Prawie wszyscy pracownicy funduszu zdrowia dostali podwyżki płac oraz premie. I wcale nie musieli - tak jak lekarze - o nie walczyć.
O tym, że pracownikom NFZ poprawi się finansowo sygnalizowaliśmy już w maju. Pieniądze na ten cel wygospodarowano w sierpniu, ale rzecznik prasowy poinformował nas o tym dopiero wczoraj. Mimo że był w międzyczasie o to pytany. - Podwyżka wynosi 135 złotych miesięcznie na osobę i jest wypłacana z wyrównaniem od maja - mówi Łukasz Semeniuk, rzecznik prasowy Narodowego Funduszu Zdrowia w Lublinie.

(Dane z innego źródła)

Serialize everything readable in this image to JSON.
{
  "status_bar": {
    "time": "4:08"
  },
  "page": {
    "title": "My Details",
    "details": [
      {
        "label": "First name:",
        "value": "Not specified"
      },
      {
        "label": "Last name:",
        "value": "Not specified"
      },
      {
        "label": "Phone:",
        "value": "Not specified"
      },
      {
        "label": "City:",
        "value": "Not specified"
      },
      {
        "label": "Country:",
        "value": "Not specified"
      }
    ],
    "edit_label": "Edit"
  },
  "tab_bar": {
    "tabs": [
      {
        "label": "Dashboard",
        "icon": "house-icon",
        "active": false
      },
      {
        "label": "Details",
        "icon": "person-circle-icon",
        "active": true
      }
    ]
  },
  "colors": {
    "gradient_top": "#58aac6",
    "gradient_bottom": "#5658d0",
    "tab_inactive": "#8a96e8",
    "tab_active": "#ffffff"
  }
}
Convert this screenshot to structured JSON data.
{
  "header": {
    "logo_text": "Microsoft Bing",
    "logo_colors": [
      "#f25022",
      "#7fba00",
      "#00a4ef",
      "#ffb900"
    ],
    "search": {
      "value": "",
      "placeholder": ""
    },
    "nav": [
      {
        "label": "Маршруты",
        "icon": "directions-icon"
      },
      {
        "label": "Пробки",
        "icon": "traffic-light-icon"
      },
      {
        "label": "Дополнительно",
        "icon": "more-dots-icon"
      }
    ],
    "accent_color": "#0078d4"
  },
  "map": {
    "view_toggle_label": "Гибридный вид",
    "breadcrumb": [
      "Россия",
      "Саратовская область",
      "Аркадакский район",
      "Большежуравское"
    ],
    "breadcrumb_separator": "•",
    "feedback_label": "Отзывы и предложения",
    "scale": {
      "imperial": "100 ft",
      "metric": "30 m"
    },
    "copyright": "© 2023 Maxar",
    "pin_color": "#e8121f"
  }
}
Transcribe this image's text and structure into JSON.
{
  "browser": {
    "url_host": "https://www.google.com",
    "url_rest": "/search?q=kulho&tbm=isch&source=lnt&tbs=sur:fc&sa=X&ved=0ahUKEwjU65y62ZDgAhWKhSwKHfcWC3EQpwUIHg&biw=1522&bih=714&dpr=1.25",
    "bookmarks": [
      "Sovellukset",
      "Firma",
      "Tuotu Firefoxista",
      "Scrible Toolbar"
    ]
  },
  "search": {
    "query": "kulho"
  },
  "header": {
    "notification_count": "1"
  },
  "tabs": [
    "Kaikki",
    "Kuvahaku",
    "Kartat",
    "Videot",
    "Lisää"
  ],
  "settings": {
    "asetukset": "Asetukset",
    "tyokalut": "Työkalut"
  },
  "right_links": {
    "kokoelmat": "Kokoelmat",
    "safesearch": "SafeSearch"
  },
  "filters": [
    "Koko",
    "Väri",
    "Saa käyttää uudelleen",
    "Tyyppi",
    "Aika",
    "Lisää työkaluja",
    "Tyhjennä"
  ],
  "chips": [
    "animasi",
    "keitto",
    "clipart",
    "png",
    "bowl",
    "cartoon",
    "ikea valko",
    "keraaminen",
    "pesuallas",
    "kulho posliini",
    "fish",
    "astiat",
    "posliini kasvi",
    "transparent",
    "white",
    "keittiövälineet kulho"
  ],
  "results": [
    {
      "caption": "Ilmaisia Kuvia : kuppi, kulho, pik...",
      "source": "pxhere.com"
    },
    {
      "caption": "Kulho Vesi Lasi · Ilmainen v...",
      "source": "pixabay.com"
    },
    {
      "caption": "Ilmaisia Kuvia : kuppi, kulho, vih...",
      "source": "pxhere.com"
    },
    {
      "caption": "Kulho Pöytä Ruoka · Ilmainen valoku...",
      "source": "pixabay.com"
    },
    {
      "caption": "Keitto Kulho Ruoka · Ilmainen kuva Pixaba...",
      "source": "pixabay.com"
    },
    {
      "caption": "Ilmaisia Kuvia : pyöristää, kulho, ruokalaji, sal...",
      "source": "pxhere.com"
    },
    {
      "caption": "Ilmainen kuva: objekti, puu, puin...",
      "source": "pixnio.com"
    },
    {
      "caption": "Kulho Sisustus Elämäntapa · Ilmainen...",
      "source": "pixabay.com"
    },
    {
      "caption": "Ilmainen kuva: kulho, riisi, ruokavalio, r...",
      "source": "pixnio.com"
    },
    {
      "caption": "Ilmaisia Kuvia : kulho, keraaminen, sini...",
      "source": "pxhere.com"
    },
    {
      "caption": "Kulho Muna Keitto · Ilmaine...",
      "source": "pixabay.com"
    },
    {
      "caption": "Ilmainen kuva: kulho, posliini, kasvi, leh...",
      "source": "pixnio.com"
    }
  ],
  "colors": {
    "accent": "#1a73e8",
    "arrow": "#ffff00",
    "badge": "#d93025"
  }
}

Z kolei premia przyznana za pół roku wyniosła średnio tysiąc złotych na głowę. Docenieni zostali prawie wszyscy oprócz osób nowo przyjętych. - Wypłaciłem ją w dwóch ratach - mówi Marek Wójtowicz, dyrektor NFZ w Lublinie. I ujawnia, że on dostał premię od prezesa NFZ. Wynosi 2800 zł.
To kolejny zastrzyk gotówki w lubelskim NFZ. W styczniu jego pracownicy dostali średnio po 660 złotych premii.
Teraz średnia płaca w lubelskim NFZ to ok. 3,2 tys. zł. Dyrektor oddziału ma ok. 8,5 tys. zł. Zastępcy - 7,5 tys. zł, naczelnicy wydziałów 6 tys. zł.
Dla porównania średnia płaca w lubelskiej służbie zdrowia wynosi 1700 zł. Pielęgniarka ma 1200-1500 zł miesięcznie (brutto), lekarz z I stopniem specjalizacji: 1500-2000, lekarz z II stopniem specjalizacji: 1800-2200. Lekarze w całej Polsce walczą o podwyżki. Chcą 5 tys. zł dla lekarza bez specjalizacji, ponad 7 tys. zł dla lekarza z II stopniem specjalizacji.